Добиться внимания Сибиллы оказалось проще простого: её глазки загорались, встречаясь с заинтересованным взглядом любого более или менее привлекательного кавалера, даже и далеко не юного, такого, как, например, рыцарь Раурт из Тарса. Впрочем, ему довольно скоро пришлось объяснить даме, что интересуют его вовсе не её прелести. Сибилле шёл всего девятнадцатый год, однако она оказалась не только сластолюбива, но и весьма понятлива, и мгновенно оценила выгоды, которые сулило ей сотрудничество с заинтересованными лицами. Взамен дама выдвинула собственное условие. «Хочу стать княгиней!» — заявила она.

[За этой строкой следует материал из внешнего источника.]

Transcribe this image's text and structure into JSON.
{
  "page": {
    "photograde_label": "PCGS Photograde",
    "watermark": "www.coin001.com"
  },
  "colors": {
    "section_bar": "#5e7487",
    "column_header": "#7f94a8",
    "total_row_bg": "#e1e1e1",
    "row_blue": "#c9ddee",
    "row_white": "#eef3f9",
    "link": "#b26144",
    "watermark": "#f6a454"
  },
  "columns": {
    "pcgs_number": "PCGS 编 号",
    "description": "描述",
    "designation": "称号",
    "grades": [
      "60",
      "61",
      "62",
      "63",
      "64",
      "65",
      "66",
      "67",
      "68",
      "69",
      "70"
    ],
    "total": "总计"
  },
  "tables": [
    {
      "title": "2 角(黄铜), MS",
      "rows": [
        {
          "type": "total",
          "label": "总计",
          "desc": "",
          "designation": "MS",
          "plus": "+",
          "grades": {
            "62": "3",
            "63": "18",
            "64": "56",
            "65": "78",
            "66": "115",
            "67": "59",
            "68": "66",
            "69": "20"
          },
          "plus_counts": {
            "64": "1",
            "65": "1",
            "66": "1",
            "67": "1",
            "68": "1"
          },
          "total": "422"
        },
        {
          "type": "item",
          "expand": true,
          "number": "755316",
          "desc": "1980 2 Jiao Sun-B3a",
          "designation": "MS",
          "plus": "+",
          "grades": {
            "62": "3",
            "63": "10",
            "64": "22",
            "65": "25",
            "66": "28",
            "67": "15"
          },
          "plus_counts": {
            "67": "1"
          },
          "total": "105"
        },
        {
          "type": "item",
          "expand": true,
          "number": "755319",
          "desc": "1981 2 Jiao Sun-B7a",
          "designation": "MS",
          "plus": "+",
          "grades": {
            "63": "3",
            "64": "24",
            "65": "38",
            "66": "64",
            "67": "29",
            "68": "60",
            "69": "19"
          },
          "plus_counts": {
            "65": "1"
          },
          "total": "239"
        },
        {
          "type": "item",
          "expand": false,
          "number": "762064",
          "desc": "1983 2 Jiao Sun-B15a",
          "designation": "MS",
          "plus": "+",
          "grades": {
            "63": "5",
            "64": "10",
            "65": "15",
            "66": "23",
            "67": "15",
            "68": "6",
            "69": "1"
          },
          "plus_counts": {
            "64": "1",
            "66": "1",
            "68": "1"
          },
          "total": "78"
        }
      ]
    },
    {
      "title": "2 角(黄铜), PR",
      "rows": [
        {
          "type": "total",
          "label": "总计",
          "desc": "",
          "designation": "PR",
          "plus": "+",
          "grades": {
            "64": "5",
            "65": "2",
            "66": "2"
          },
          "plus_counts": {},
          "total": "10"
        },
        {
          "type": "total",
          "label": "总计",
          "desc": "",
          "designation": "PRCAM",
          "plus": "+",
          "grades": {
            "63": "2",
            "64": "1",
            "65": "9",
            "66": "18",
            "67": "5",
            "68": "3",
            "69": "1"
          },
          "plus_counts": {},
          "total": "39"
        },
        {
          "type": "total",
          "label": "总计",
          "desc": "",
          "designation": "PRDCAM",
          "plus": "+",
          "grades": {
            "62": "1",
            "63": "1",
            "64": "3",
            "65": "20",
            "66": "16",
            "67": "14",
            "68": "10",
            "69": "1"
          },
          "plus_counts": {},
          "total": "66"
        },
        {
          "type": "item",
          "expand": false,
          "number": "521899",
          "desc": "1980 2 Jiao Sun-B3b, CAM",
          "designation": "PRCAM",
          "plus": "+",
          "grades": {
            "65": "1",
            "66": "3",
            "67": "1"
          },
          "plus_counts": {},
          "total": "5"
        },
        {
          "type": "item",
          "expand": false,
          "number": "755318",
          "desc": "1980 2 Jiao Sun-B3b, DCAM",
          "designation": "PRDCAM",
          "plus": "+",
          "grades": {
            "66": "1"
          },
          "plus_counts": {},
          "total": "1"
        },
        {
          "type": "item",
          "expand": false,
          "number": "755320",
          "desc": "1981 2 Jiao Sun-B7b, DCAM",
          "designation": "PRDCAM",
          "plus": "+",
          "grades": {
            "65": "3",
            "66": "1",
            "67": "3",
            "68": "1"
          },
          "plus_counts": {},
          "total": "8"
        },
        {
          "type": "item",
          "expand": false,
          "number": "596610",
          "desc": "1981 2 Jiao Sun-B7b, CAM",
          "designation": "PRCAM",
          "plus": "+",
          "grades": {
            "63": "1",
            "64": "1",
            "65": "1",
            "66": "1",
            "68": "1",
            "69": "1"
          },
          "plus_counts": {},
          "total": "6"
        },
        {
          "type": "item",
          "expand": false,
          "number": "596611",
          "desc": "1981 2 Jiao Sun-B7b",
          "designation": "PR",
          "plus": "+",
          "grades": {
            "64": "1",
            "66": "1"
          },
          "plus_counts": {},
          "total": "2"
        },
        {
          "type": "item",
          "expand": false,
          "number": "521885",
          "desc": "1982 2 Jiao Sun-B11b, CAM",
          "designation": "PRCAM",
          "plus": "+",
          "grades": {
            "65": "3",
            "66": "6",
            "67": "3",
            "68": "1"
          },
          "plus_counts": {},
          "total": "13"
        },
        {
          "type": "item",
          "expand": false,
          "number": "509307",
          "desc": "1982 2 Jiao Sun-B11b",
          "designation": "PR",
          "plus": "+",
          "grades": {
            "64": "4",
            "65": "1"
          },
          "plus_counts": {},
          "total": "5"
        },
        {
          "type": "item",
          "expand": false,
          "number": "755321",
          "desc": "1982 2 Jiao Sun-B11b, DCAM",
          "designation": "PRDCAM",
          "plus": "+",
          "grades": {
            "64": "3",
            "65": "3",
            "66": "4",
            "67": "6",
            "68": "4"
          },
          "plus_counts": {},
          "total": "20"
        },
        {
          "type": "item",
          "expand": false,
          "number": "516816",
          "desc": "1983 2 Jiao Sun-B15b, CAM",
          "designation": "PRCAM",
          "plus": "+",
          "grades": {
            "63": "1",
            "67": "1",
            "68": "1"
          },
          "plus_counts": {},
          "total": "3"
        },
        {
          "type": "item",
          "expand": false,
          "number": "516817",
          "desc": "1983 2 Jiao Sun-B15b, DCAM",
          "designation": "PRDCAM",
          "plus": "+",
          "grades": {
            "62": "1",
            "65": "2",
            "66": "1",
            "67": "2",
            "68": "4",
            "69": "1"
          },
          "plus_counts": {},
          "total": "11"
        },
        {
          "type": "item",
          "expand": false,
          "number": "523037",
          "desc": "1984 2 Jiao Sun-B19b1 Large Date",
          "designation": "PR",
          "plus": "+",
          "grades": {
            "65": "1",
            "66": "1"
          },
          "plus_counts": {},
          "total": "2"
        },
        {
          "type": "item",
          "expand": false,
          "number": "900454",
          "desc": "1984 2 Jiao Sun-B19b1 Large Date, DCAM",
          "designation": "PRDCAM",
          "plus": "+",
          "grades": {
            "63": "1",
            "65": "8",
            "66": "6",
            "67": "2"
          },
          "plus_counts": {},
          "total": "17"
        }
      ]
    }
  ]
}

К удивлению Раурта, выслушав ответ Сибиллы, Жюльен реагировал спокойно.
— Передай ей, что это будет зависеть не только от нас, — совершенно серьёзно ответил он и добавил: — Но своё дело мы сделаем.
Жюльен так и не объяснил Раурту значение этих слов, однако Сибилла получила то, что хотела. Своевременная смерть царственного родича Теодоры развязала руки его сирийскому родичу и вассалу. У тридцатипятилетнего князя Боэмунда, без памяти влюбившегося в юную прелестницу и намертво угодившего в её маленькие, но очень цепкие и остренькие коготки, появилась возможность отослать ненавистную жену в монастырь и жениться на Сибилле. Султан Салах ед-Дин также не прогадал, он нашёл в княгине Антиохии превосходную шпионку и теперь всегда получал сведения, так сказать, из первых рук.
В общем, все оказались в выигрыше. Все, кроме Раурта. Сделав своё дело, он оказался больше не нужен в родном городе. Единственное, чего хотел младший сын корчмаря Аршака на пороге своего пятидесятилетия, — спокойствия. Но именно его-то он и не получил. Старый друг, бывший любовник не забывал о Вестоносце. Так Раурт из Тарса оказался в Краке Моабитском при дворе Ренольда Шатийонского. Всё шло удачно, князь, как и предсказывал Жюльен, не узнал в новом вассале давнего знакомого — был бы жив верный Ангерран, тогда другое дело.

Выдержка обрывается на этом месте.